- Film poster
- Directed by: Scott Hamilton Kennedy
- Written by: Scott Hamilton Kennedy, Trace Sheehan
- Produced by: Scott Hamilton Kennedy, Trace Sheehan
- Starring: Bill Nye, Alison Van Eenennaam, Jeffrey Smith
- Narrated by: Neil deGrasse Tyson
- Cinematography: Larkin Donley
- Edited by: Alex Blatt, Scott D. Hanson, Scott Hamilton Kennedy
- Music by: William Kingswood
- Production companies: Black Valley Films, Boomdozer
- Release date: November 12, 2016 (DOC NYC);
- Language: English

= Food Evolution =

Food Evolution is a 2016 documentary directed by Scott Hamilton Kennedy. The film was produced by Scott Hamilton Kennedy and Trace Sheehan. Narrated by Neil deGrasse Tyson, Food Evolution tackles the schism that has arisen between scientists and consumers over how to feed our expanding population safely and sustainably.

== Synopsis ==
Food Evolution follows the controversy surrounding GMOs and food. Traveling from Hawaiian papaya groves, to banana farms in Uganda to the cornfields of Iowa, the film discusses the emotions and the science behind food production. It follows specific cases amongst local legislation within the United States and in Africa, addressing how misinformation and fear can overwhelm objective analysis. Topics in the film range from: food safety, environmental protection, population demand, pesticide use, and general health surrounding GMOs. Through each topic, the film analyzes what data, evidence and sources are being used to argue one way or the other.
People featured in the film, in order of appearance, include Margaret Wille, Jeffrey Smith, Charles Benbrook, Dennis Gonsalves, Alison Van Eenennaam, Pamela Ronald, Nathanael Johnson, Emma Naluyima, Mark Lynas, Zen Honeycut, and Raoul Adamchak.
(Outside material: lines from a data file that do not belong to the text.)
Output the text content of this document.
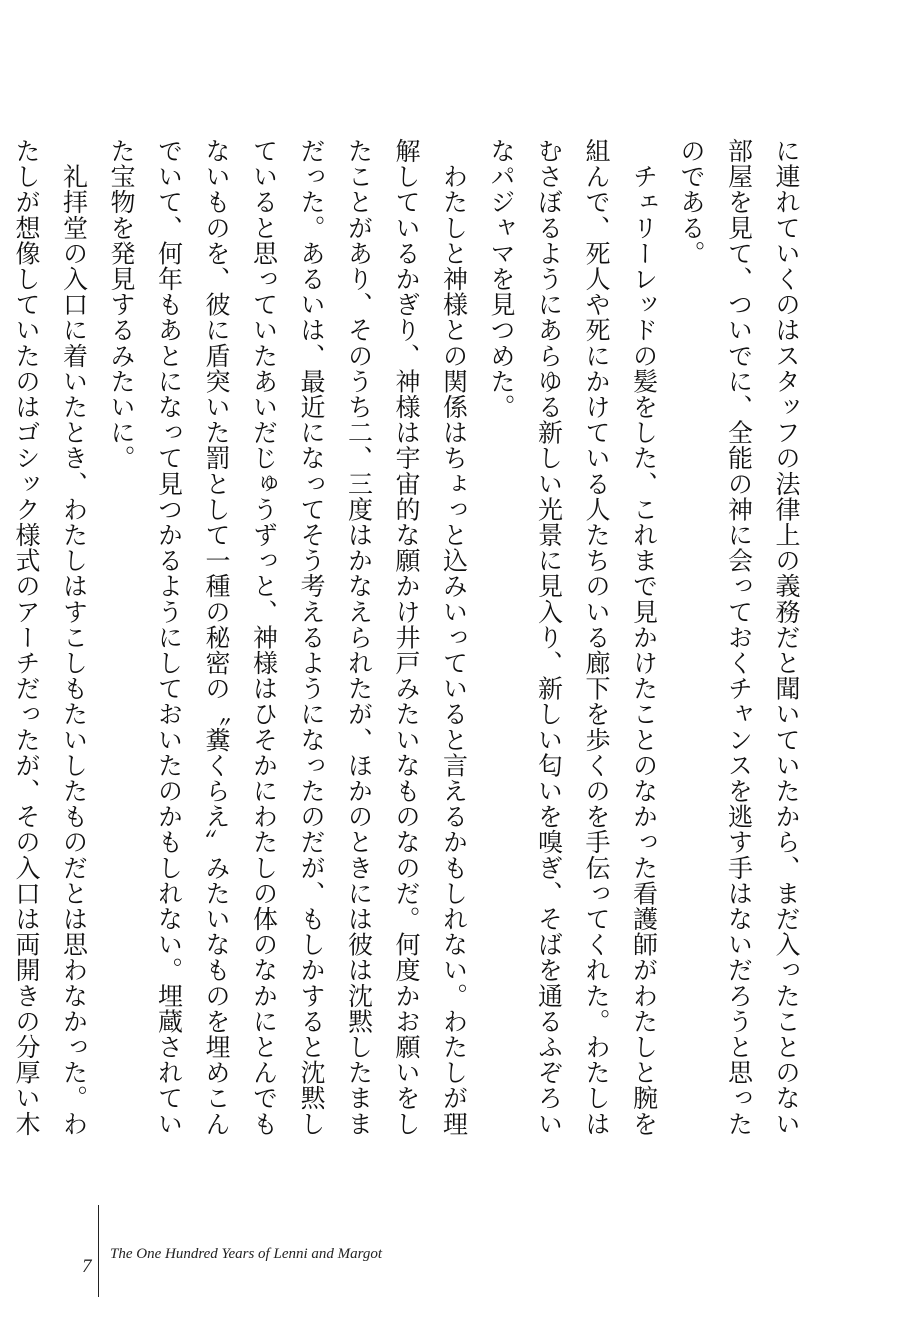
に連れていくのはスタッフの法律上の義務だと聞いていたから、まだ入ったことのない部屋を見て、ついでに、全能の神に会っておくチャンスを逃す手はないだろうと思ったのである。

　チェリーレッドの髪をした、これまで見かけたことのなかった看護師がわたしと腕を組んで、死人や死にかけている人たちのいる廊下を歩くのを手伝ってくれた。わたしはむさぼるようにあらゆる新しい光景に見入り、新しい匂いを嗅ぎ、そばを通るふぞろいなパジャマを見つめた。

　わたしと神様との関係はちょっと込みいっていると言えるかもしれない。わたしが理解しているかぎり、神様は宇宙的な願かけ井戸みたいなものなのだ。何度かお願いをしたことがあり、そのうち二、三度はかなえられたが、ほかのときには彼は沈黙したままだった。あるいは、最近になってそう考えるようになったのだが、もしかすると沈黙していると思っていたあいだじゅうずっと、神様はひそかにわたしの体のなかにとんでもないものを、彼に盾突いた罰として一種の秘密の〝糞くらえ〟みたいなものを埋めこんでいて、何年もあとになって見つかるようにしておいたのかもしれない。埋蔵されていた宝物を発見するみたいに。

　礼拝堂の入口に着いたとき、わたしはすこしもたいしたものだとは思わなかった。わたしが想像していたのはゴシック様式のアーチだったが、その入口は両開きの分厚い木

7
The One Hundred Years of Lenni and Margot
It also features interviews from Michael Pollan, Andrew Kimbrell, Vandana Shiva, Robert Fraley, Marion Nestle and Bill Nye, as well as farmers and scientists from around the world.

== Production ==
Prior to production, the Food Evolution producers conducted over 100 Skype interviews with experts in food, science, agriculture, and activism. After thorough research, filming began around the world, from Hawaii to Kenya, with Larkin Donley as cinematographer. Editors included Alex Blatt, Scott D. Hanson, and Scott Hamilton Kennedy with music by William Kingswood.

== Premiere ==
The film first premiered at the IFC Center in Greenwich Village for the Doc NYC festival on November 12, 2016.

== Reception ==
The film was critically very well-received. It has an approval rating of 100% on review aggregator website Rotten Tomatoes, with an average rating of 7.5/10 by top critics.
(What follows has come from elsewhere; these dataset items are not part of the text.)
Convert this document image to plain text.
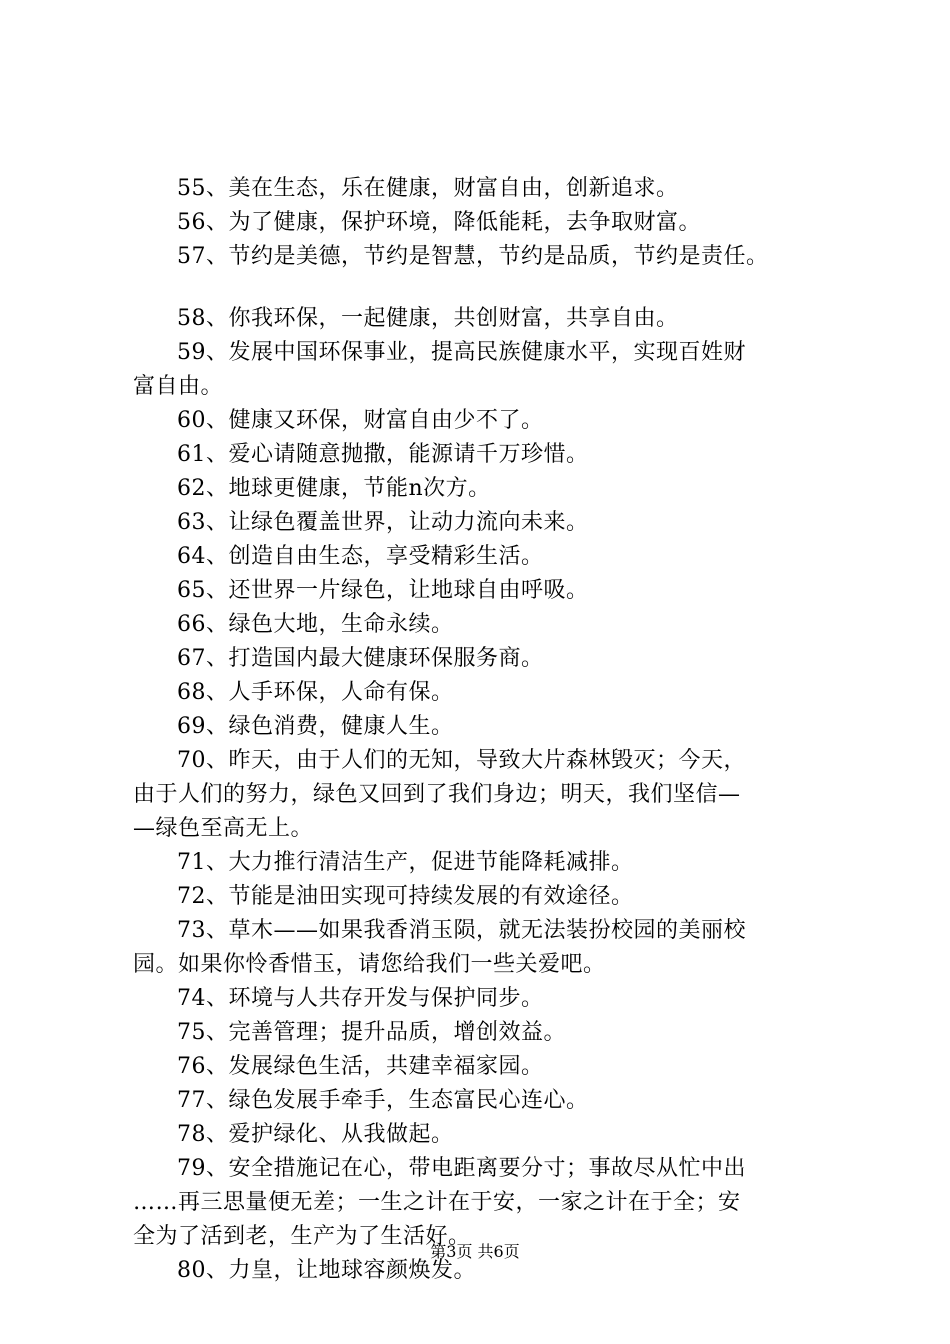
55、美在生态，乐在健康，财富自由，创新追求。
56、为了健康，保护环境，降低能耗，去争取财富。
57、节约是美德，节约是智慧，节约是品质，节约是责任。
58、你我环保，一起健康，共创财富，共享自由。
59、发展中国环保事业，提高民族健康水平，实现百姓财
富自由。
60、健康又环保，财富自由少不了。
61、爱心请随意抛撒，能源请千万珍惜。
62、地球更健康，节能n次方。
63、让绿色覆盖世界，让动力流向未来。
64、创造自由生态，享受精彩生活。
65、还世界一片绿色，让地球自由呼吸。
66、绿色大地，生命永续。
67、打造国内最大健康环保服务商。
68、人手环保，人命有保。
69、绿色消费，健康人生。
70、昨天，由于人们的无知，导致大片森林毁灭；今天，
由于人们的努力，绿色又回到了我们身边；明天，我们坚信—
—绿色至高无上。
71、大力推行清洁生产，促进节能降耗减排。
72、节能是油田实现可持续发展的有效途径。
73、草木——如果我香消玉陨，就无法装扮校园的美丽校
园。如果你怜香惜玉，请您给我们一些关爱吧。
74、环境与人共存开发与保护同步。
75、完善管理；提升品质，增创效益。
76、发展绿色生活，共建幸福家园。
77、绿色发展手牵手，生态富民心连心。
78、爱护绿化、从我做起。
79、安全措施记在心，带电距离要分寸；事故尽从忙中出
……再三思量便无差；一生之计在于安，一家之计在于全；安
全为了活到老，生产为了生活好。
80、力皇，让地球容颜焕发。
第3页 共6页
Kenneth Turan of The Los Angeles Times describes the film as, "the unusual issue film that deals in counterintuitive reason rather than barely controlled hysteria." Serena Donadoni of LA Weekly referred to it as a, "scrupulous, optimistic documentary" describing, "the new reality for American scientists: the challenge of reaching a public bombarded by conspiracy theories and fear mongering." John DeFore of the Hollywood Reporter said of the film that it is "A polished and provocative call for activists to be as scientifically minded as they believe they are."

Daniel Gold of The New York Times said, "With a soft tone, respectful to opponents but insistent on the data, "Food Evolution" posits an inconvenient truth for organic boosters to swallow: In a world desperate for safe, sustainable food, G.M.O.s may well be a force for good." It was also chosen as a Critic’s pick by The New York Times and has screened in over 200 locations around the globe as of July 2018.